Of all the women he had ever known she was the most ethereal. Loving her was like swathing oneself with a long scarf of spirit. Harriet Hume, musical, mystical and whimsical, is the very essence of femininity- both princess and trollop.
Her beautiful room in a dilapidated Kensington House is the setting for this love story, she herself an extension of the beauty which surrounds her. Here amidst trees and lilacs, Arnold Condorex comes to be loved. And love him Harriet does, beyond reason.
But Condorex is a man bent on power and Harriet is a woman with powers of quite another kind.

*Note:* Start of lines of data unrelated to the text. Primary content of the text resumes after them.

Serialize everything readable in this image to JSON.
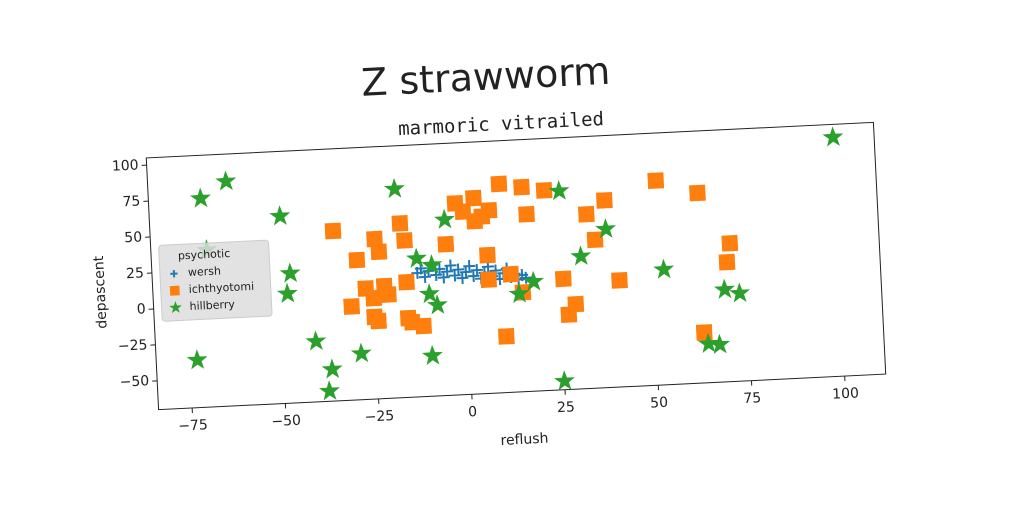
{
  "chart_data": {
    "type": "scatter",
    "title": "Z strawworm",
    "subtitle": "marmoric vitrailed",
    "x_label": "reflush",
    "y_label": "depascent",
    "xlim": [
      -84,
      111
    ],
    "ylim": [
      -70,
      105
    ],
    "xticks": [
      {
        "value": -75,
        "label": "−75"
      },
      {
        "value": -50,
        "label": "−50"
      },
      {
        "value": -25,
        "label": "−25"
      },
      0,
      25,
      50,
      75,
      100
    ],
    "yticks": [
      {
        "value": -50,
        "label": "−50"
      },
      {
        "value": -25,
        "label": "−25"
      },
      0,
      25,
      50,
      75,
      100
    ],
    "legend_title": "psychotic",
    "legend_loc": "center left",
    "series": [
      {
        "name": "wersh",
        "color": "#1f77b4",
        "marker": "plus",
        "x": [
          -13,
          -12,
          -11,
          -10,
          -9,
          -8,
          -7,
          -6,
          -5,
          -4,
          -3,
          -2,
          -1,
          0,
          1,
          2,
          3,
          4,
          5,
          6,
          7,
          8,
          9,
          10,
          11,
          12,
          13,
          14,
          15,
          16
        ],
        "values": [
          16,
          19,
          13,
          17,
          21,
          14,
          18,
          12,
          16,
          20,
          13,
          17,
          11,
          15,
          19,
          12,
          16,
          10,
          14,
          18,
          11,
          15,
          9,
          13,
          16,
          10,
          12,
          8,
          11,
          9
        ]
      },
      {
        "name": "ichthyotomi",
        "color": "#ff7f0e",
        "marker": "square",
        "x": [
          -35,
          -29,
          -24,
          -23,
          -17,
          -16,
          -27,
          -22,
          -21,
          -16,
          -31,
          -25,
          -25,
          -24,
          -16,
          -15,
          -12,
          -5,
          -2,
          3,
          0,
          3,
          5,
          7,
          10,
          16,
          22,
          17,
          6,
          6,
          12,
          15,
          10,
          26,
          29,
          27,
          33,
          38,
          35,
          41,
          52,
          63,
          71,
          70,
          63
        ],
        "values": [
          48,
          27,
          41,
          32,
          51,
          39,
          7,
          8,
          2,
          10,
          -5,
          0,
          -13,
          -16,
          -15,
          -18,
          -21,
          35,
          63,
          66,
          57,
          50,
          53,
          57,
          75,
          72,
          69,
          53,
          26,
          9,
          12,
          -1,
          -31,
          7,
          -11,
          -18,
          51,
          60,
          33,
          4,
          72,
          62,
          26,
          13,
          -35
        ]
      },
      {
        "name": "hillberry",
        "color": "#2ca02c",
        "marker": "star",
        "x": [
          100,
          -70,
          -63,
          -49,
          -69,
          -47,
          -48,
          -73,
          -41,
          -37,
          -38,
          -29,
          -18,
          -5,
          -13,
          -9,
          -10,
          -8,
          -10,
          26,
          18,
          14,
          25,
          31,
          38,
          53,
          69,
          73,
          64,
          67
        ],
        "values": [
          96,
          75,
          86,
          60,
          39,
          20,
          6,
          -37,
          -28,
          -48,
          -63,
          -38,
          75,
          52,
          26,
          21,
          1,
          -7,
          -42,
          68,
          6,
          -2,
          -64,
          22,
          40,
          10,
          -6,
          -9,
          -43,
          -44
        ]
      }
    ]
  }
}
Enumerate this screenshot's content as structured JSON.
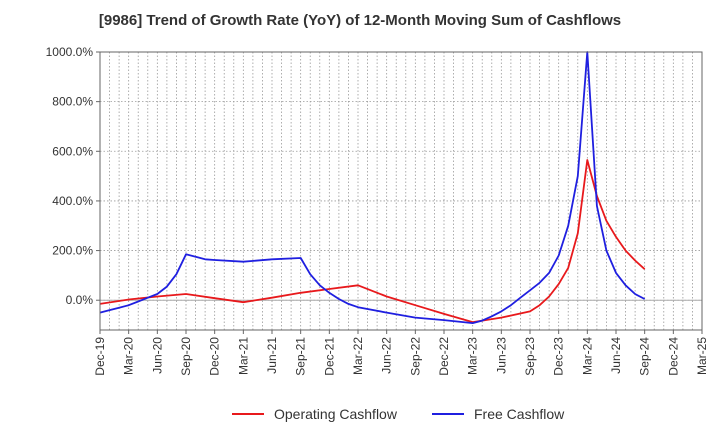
{
  "chart_data": {
    "type": "line",
    "title": "[9986]  Trend of Growth Rate (YoY) of 12-Month Moving Sum of Cashflows",
    "xlabel": "",
    "ylabel": "",
    "ylim": [
      -120,
      1000
    ],
    "yticks": [
      0,
      200,
      400,
      600,
      800,
      1000
    ],
    "ytick_labels": [
      "0.0%",
      "200.0%",
      "400.0%",
      "600.0%",
      "800.0%",
      "1000.0%"
    ],
    "x_start": "Dec-19",
    "x_end": "Mar-25",
    "xtick_labels": [
      "Dec-19",
      "Mar-20",
      "Jun-20",
      "Sep-20",
      "Dec-20",
      "Mar-21",
      "Jun-21",
      "Sep-21",
      "Dec-21",
      "Mar-22",
      "Jun-22",
      "Sep-22",
      "Dec-22",
      "Mar-23",
      "Jun-23",
      "Sep-23",
      "Dec-23",
      "Mar-24",
      "Jun-24",
      "Sep-24",
      "Dec-24",
      "Mar-25"
    ],
    "grid": true,
    "legend_position": "bottom",
    "series": [
      {
        "name": "Operating Cashflow",
        "color": "#e8191c",
        "x": [
          "Dec-19",
          "Mar-20",
          "Jun-20",
          "Sep-20",
          "Dec-20",
          "Mar-21",
          "Jun-21",
          "Sep-21",
          "Dec-21",
          "Mar-22",
          "Jun-22",
          "Sep-22",
          "Dec-22",
          "Mar-23",
          "Jun-23",
          "Sep-23",
          "Oct-23",
          "Nov-23",
          "Dec-23",
          "Jan-24",
          "Feb-24",
          "Mar-24",
          "Apr-24",
          "May-24",
          "Jun-24",
          "Jul-24",
          "Aug-24",
          "Sep-24"
        ],
        "values": [
          -15,
          3,
          15,
          25,
          8,
          -8,
          10,
          30,
          45,
          60,
          15,
          -20,
          -55,
          -88,
          -70,
          -45,
          -20,
          15,
          65,
          130,
          270,
          565,
          420,
          320,
          255,
          200,
          160,
          125
        ]
      },
      {
        "name": "Free Cashflow",
        "color": "#1f1fe0",
        "x": [
          "Dec-19",
          "Jan-20",
          "Feb-20",
          "Mar-20",
          "Apr-20",
          "May-20",
          "Jun-20",
          "Jul-20",
          "Aug-20",
          "Sep-20",
          "Oct-20",
          "Nov-20",
          "Dec-20",
          "Mar-21",
          "Jun-21",
          "Sep-21",
          "Oct-21",
          "Nov-21",
          "Dec-21",
          "Jan-22",
          "Feb-22",
          "Mar-22",
          "Jun-22",
          "Sep-22",
          "Dec-22",
          "Mar-23",
          "Apr-23",
          "May-23",
          "Jun-23",
          "Jul-23",
          "Aug-23",
          "Sep-23",
          "Oct-23",
          "Nov-23",
          "Dec-23",
          "Jan-24",
          "Feb-24",
          "Mar-24",
          "Apr-24",
          "May-24",
          "Jun-24",
          "Jul-24",
          "Aug-24",
          "Sep-24"
        ],
        "values": [
          -50,
          -40,
          -30,
          -20,
          -5,
          10,
          25,
          55,
          105,
          185,
          175,
          165,
          162,
          155,
          165,
          170,
          105,
          60,
          30,
          5,
          -15,
          -28,
          -50,
          -70,
          -80,
          -92,
          -82,
          -65,
          -45,
          -20,
          10,
          40,
          70,
          110,
          180,
          300,
          500,
          1000,
          380,
          200,
          110,
          60,
          25,
          5
        ]
      }
    ]
  }
}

In ruthlessly pursuing his ambition, Harriet- his better self- must be cast aside...How Harriet slowly triumphs over Condorex is gradually revealed in this beautifully imagined fantasy.
Hariett Hume, Rebecca West's third novel, recounts the victory of love and the love of beauty over man's eternal quest for dominance and destruction. Written in a style as elegaic as the London it also celebrates, Rebecca West's wisdom, imagination and wit are triumphantly brought together in this, her third novel.
Dame Rebecca West, DBE (1892 ' 1983) was an author, journalist, literary critic and travel writer. A prolific author in many genres, West was committed to feminist and liberal principles and was one of the foremost public intellectuals of the twentieth century. She met H.G. Wells in 1913, after her provocatively damning review of his novel Marriage prompted him to invite her to lunch.
They fell in love, though Wells was married at the time, and their affair lasted ten years producing a son.
In 1947 Time magazine called West, `indisputably the world's number one woman writer' and in 1954 Kenneth Tynan described her as, `the best journalist alive'. She was made CBE in 1949, in recognition of her outstanding contribution to British letters.